The man curses, then spits blood. His friends laugh outright, but he reaches for a cattle prod. I have my gun out, and before he can get close to Bastian, I shoot the bastard in the side of the head. Blood splatters my brother as the man stands momentarily still, as if his body hasn’t registered the fact that he just died, before he falls over sideways.
It takes his buddies a moment to process what has just happened, and by the time they get their weapons, Dominic’s men are on them.
“Don’t kill them outright,” I order as I hurry to Bastian.

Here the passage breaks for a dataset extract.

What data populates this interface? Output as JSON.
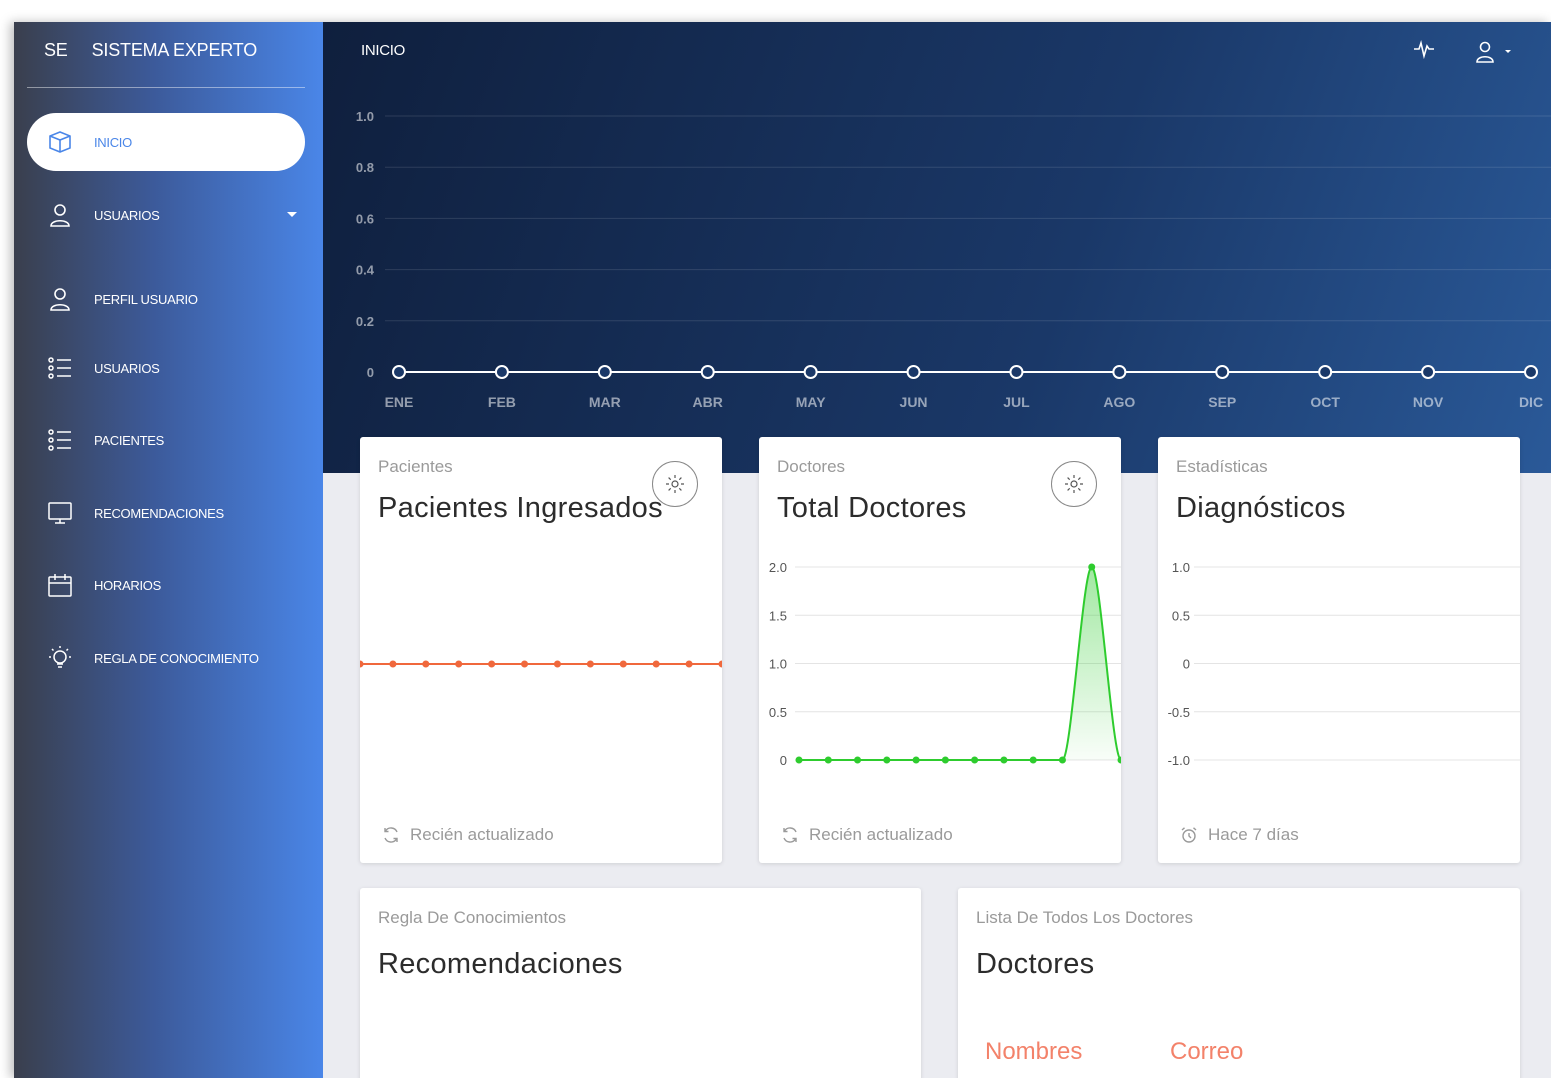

“Took you fucking long enough, brother,” Bastian says as I lift him just high enough so he can get his arms free of the hook. I set him down, see him wince, and wonder what damage they did to the bottoms of his feet. His wrists are raw and bloody, burns and bruises mark his chest, stomach, shoulders, and back. But he stands straighter, swallowing down the pain. “Give me your gun.”

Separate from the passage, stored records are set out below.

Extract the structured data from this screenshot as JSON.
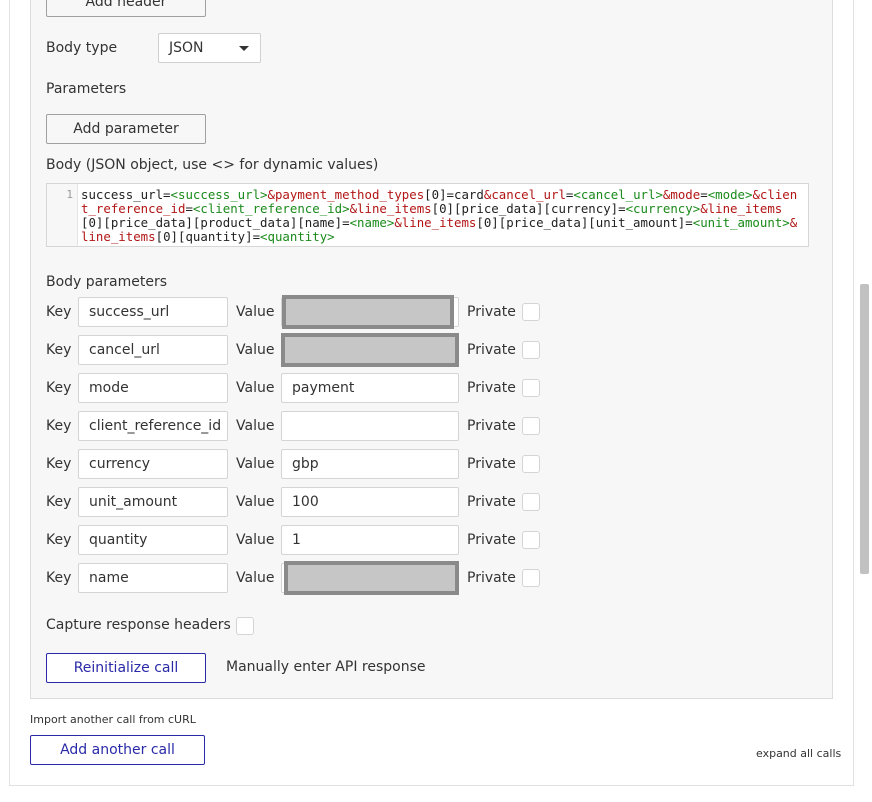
{
  "headers": {
    "add_header_label": "Add header"
  },
  "body_type": {
    "label": "Body type",
    "selected": "JSON"
  },
  "parameters": {
    "label": "Parameters",
    "add_parameter_label": "Add parameter"
  },
  "body": {
    "label": "Body (JSON object, use <> for dynamic values)",
    "line_number": "1",
    "tokens": [
      {
        "t": "t",
        "s": "success_url="
      },
      {
        "t": "v",
        "s": "<success_url>"
      },
      {
        "t": "p",
        "s": "&payment_method_types"
      },
      {
        "t": "t",
        "s": "[0]=card"
      },
      {
        "t": "p",
        "s": "&cancel_url"
      },
      {
        "t": "t",
        "s": "="
      },
      {
        "t": "v",
        "s": "<cancel_url>"
      },
      {
        "t": "p",
        "s": "&mode"
      },
      {
        "t": "t",
        "s": "="
      },
      {
        "t": "v",
        "s": "<mode>"
      },
      {
        "t": "p",
        "s": "&client_reference_id"
      },
      {
        "t": "t",
        "s": "="
      },
      {
        "t": "v",
        "s": "<client_reference_id>"
      },
      {
        "t": "p",
        "s": "&line_items"
      },
      {
        "t": "t",
        "s": "[0][price_data][currency]="
      },
      {
        "t": "v",
        "s": "<currency>"
      },
      {
        "t": "p",
        "s": "&line_items"
      },
      {
        "t": "t",
        "s": "[0][price_data][product_data][name]="
      },
      {
        "t": "v",
        "s": "<name>"
      },
      {
        "t": "p",
        "s": "&line_items"
      },
      {
        "t": "t",
        "s": "[0][price_data][unit_amount]="
      },
      {
        "t": "v",
        "s": "<unit_amount>"
      },
      {
        "t": "p",
        "s": "&line_items"
      },
      {
        "t": "t",
        "s": "[0][quantity]="
      },
      {
        "t": "v",
        "s": "<quantity>"
      }
    ]
  },
  "body_parameters": {
    "label": "Body parameters",
    "key_label": "Key",
    "value_label": "Value",
    "private_label": "Private",
    "rows": [
      {
        "key": "success_url",
        "value": "",
        "redacted": true
      },
      {
        "key": "cancel_url",
        "value": "",
        "redacted": true
      },
      {
        "key": "mode",
        "value": "payment",
        "redacted": false
      },
      {
        "key": "client_reference_id",
        "value": "",
        "redacted": false
      },
      {
        "key": "currency",
        "value": "gbp",
        "redacted": false
      },
      {
        "key": "unit_amount",
        "value": "100",
        "redacted": false
      },
      {
        "key": "quantity",
        "value": "1",
        "redacted": false
      },
      {
        "key": "name",
        "value": "",
        "redacted": true
      }
    ]
  },
  "capture_response_headers": {
    "label": "Capture response headers"
  },
  "actions": {
    "reinitialize_label": "Reinitialize call",
    "manual_label": "Manually enter API response"
  },
  "footer": {
    "import_label": "Import another call from cURL",
    "add_call_label": "Add another call",
    "expand_label": "expand all calls"
  }
}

I hand it over, taking in the bruise around his eye and the cut along his lip. And I watch as, rather than using the gun to shoot his tormentors, he beats the shit out of each one with the butt of the pistol, wrists still cuffed, until six men are lying barely conscious on the filthy ground.
He crouches down beside the body of the one I shot and digs into his pockets to retrieve the key to the cuffs. He stands and holds it out to me. I can see he’s in pain.
“You okay?” I ask.
“I’ll be fine. Vittoria?”
“Safehouse.”
“Good.” He looks at the men as I unlock his cuffs.